Species of sea anemone

Ceriantheopsis americana is a species of tube-dwelling anemone in the family Cerianthidae. It is a burrowing species and lives in deep sand or muddy sand in a long slender tube that it creates.

==Description==
Ceriantheopsis americana is a large tube-dwelling anemone. The crown of tentacles can have a diameter of up to 10 cm and project for 10 cm above the surface of the sediment. This anemone has a slender, elongated body and creates a tough, felted, leathery tube to line its burrow, using discharged cnidocytes stuck together with mucus and incorporating sand grains on the outer surface. The tube is orientated vertically in the sediment, with a maximum length of about 35 cm. There is often a connecting short lateral tube branching off near the upper end. The top entrance is somewhat elastic and is up to 1.5 cm in diameter, and the tube narrows towards the base.

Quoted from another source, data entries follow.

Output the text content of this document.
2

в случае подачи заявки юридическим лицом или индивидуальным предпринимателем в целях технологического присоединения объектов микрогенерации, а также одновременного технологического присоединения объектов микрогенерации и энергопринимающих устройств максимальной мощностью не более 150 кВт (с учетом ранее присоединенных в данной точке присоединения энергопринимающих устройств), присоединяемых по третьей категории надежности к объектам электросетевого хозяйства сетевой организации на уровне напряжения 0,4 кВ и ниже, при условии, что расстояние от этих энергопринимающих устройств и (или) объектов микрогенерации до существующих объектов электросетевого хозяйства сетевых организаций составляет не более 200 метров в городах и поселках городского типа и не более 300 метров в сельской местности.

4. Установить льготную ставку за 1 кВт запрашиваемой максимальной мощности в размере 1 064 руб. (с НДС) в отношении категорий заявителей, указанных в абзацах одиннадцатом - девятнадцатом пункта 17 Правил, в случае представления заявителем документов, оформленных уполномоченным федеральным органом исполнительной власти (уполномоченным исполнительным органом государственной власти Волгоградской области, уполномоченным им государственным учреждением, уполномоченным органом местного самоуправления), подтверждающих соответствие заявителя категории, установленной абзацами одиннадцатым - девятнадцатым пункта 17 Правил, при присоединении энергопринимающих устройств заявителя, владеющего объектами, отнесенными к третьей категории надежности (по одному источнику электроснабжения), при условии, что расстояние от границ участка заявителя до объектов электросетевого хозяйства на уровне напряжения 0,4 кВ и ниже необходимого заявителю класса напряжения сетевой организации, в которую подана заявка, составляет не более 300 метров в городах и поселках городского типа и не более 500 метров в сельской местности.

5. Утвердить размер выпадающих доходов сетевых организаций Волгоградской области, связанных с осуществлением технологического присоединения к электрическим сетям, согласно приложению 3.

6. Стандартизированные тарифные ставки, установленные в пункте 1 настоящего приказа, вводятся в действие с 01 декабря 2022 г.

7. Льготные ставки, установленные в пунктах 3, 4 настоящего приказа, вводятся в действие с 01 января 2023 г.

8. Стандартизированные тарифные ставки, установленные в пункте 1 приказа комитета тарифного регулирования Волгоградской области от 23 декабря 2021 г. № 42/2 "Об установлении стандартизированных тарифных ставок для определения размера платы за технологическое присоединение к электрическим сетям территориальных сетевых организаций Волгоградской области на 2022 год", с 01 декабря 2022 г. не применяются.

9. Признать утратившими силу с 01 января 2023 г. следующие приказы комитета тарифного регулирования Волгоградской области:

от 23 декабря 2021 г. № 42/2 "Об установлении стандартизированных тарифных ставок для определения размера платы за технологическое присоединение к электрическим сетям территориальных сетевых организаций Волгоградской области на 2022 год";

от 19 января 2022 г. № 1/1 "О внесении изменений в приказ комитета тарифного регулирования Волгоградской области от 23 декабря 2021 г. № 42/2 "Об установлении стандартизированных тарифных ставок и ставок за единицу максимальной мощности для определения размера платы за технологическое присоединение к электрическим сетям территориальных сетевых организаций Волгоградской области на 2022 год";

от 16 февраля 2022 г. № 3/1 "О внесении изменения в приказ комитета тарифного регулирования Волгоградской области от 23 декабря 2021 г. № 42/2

==Distribution and habitat==
Ceriantheopsis americana is native to the western Atlantic Ocean where it occurs between Maine and Cape Hatteras in the United States. It occurs in soft substrates in the sublittoral zone and the lowest parts of the littoral zone in sheltered areas, being most common just below the low tide mark.

==Ecology==
During the day the anemone retreats into its tube and closes the entrance. As evening approaches and at night, it extends its crown of tentacles and spreads the longer tentacles around the tube entrance. It is a predator and mostly feeds on calanoid copepods, which are planktonic, and harpacticoid copepods, which are bottom-dwellers. It also consumes barnacles, amphipods and gastropod molluscs.

Ceriantheopsis americana is plentiful in Narragansett Bay, Rhode Island but was overlooked for a long time, probably because of its habit of retreating into its burrow when disturbed. In this location it appears to no longer be present after mid August but then reappears in mid-October. It seems likely that its apparent disappearance is due to it burrowing more deeply into the substrate in that period in order to avoid being eaten by scup (Stenotomus chrysops) when the schools of young fish move inshore. When the fish depart again in the fall, the anemone reappears, at similar sizes and densities to its situation before. Examination of the stomach contents of young scup reinforce this hypothesis.